Atmosphere in Fiction

Photo by by Ryan McGuire.

What is the mood of your story? I just read a deliciously creepy short story, Slip, by horror and suspense writer, S.H. Livernois.

The atmosphere of her tale begins innocuously enough, but this is horror; I knew things wouldn’t go smoothly for long, and the author didn’t disappoint. Her sentences are crafted with just the right telling details to pull the reader into her fictional world. 

Years ago I stumbled upon a writing exercise that I found much more challenging than the writing prompts I’m used to. I’m not sure who named it, but it’s called The TS Eliot/John Gardner Killer Exercise. Would you like to be able to construct a particular mood or atmosphere in your stories?

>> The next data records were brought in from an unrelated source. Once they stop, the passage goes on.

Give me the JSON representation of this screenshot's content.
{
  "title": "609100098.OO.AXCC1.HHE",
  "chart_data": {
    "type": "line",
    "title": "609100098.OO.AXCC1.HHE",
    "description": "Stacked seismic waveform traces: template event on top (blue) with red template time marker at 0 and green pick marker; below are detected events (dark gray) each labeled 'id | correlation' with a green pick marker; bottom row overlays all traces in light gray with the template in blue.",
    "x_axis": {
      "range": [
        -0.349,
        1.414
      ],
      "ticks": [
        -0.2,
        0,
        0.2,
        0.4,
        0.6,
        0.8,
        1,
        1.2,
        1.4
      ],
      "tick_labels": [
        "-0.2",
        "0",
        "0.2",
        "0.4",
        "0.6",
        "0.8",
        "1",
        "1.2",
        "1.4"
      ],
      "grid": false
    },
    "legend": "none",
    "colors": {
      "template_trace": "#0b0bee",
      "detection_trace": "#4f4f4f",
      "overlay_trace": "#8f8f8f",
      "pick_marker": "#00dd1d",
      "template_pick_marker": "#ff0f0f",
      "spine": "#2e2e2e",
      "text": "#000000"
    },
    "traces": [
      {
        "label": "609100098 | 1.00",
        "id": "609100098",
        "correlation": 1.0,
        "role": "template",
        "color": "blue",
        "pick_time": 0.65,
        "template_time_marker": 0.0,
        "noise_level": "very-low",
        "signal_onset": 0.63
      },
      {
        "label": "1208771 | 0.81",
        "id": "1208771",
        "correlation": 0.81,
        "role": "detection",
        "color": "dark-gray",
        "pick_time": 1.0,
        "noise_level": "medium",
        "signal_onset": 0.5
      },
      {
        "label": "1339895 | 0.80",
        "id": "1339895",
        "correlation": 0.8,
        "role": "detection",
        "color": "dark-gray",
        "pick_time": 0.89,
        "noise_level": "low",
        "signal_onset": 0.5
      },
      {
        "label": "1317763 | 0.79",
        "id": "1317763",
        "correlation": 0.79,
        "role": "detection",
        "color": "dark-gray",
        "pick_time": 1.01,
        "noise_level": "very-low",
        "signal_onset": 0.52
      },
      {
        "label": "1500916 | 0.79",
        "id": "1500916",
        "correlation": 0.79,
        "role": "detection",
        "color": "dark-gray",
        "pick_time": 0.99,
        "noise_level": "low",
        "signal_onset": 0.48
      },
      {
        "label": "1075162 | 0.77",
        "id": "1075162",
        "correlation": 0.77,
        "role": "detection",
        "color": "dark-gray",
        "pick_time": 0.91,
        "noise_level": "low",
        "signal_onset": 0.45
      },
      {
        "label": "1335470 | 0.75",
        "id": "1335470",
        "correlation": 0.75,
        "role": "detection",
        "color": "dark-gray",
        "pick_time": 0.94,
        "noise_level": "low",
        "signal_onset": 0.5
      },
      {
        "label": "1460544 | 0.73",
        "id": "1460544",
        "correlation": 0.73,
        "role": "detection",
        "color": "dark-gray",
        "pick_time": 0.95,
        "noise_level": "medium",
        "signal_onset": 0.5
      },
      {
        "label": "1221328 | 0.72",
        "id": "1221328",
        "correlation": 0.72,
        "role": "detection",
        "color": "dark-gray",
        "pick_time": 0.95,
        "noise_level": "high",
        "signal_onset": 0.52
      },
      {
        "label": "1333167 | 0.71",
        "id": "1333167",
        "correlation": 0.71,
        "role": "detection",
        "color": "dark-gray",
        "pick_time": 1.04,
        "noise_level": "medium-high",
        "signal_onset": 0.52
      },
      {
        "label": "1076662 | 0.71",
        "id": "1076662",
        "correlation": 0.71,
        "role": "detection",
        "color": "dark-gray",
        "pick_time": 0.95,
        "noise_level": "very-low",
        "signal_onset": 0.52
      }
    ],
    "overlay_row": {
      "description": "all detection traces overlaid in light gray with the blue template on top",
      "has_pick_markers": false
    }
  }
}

This exercise is quite possibly the most difficult, demanding and important exercise a writer can ever do. The poet and critic, TS Eliot, coined the phrase “objective correlative” to designate what he believed was the most important element in writing: rendering the description of an object so that the emotional state of the character from whose point of view we receive the description is revealed without ever telling the reader what that emotional state is or what has motivated it.

The late John Gardner, recognized in his lifetime as the leading creative writing teacher in the United States, developed the following exercise for students: A middle-aged man is waiting at a bus stop. He has just learned that his son has died violently. Describe the setting from the man’s point of view without telling your reader what has happened. How will the street look to this man? What are the sounds, odors and colors that this man will notice? What will his clothes feel like? Write a 250 word description.

Here’s an example of how this exercise might look:

Car keys dangled from the man’s lifeless hands as he waited in the breezeless shelter for the 5:12 express. The afternoon sun bore down on him, lighting up his grief, but igniting nothing; his heart was still an icy thing. His wife had called him cold. What would she think now? Nothing, he realized; she wouldn’t be thinking of him. So much was suddenly irrelevant.

After the call, he’d looked around his office trying to recognize the everyday fixtures of his life. He needed to do something but nothing made sense anymore. His mind only offered three options: stay at work, run away, or go home. He didn’t like the first, the second was appealing but too confounding presently, so he chose the third.

At the bus shelter women in cotton shifts and sandaled feet stood with men in rumpled linen suits damp with sweat. They steered clear of the man sitting alone on the scorched wood of the slatted bus bench. They vied instead for a little elbow room in the open-air shade of the tall downtown buildings and wondered what was wrong with the nut job. Still, some noticed, his linen suit, the color of mocha according to his wife, was dry and appeared freshly pressed. He did not fan himself with the evening edition of the paper or crane his neck every few minutes to see if the bus was coming. He just stared blankly ahead, slightly slumped on the bench, car keys in hand, waiting.

Understated: sometimes less really is more

As seen in the example exercise, you don’t have to overwhelm the reader with emotion in order to convey what your character is experiencing. Atmosphere too needn’t be portrayed with a heavy hand. Assume your reader is intelligent and can read between the lines. With well-chosen details that paint just the picture you have in mind, your story will throb with life, and your readers will keep coming back for more.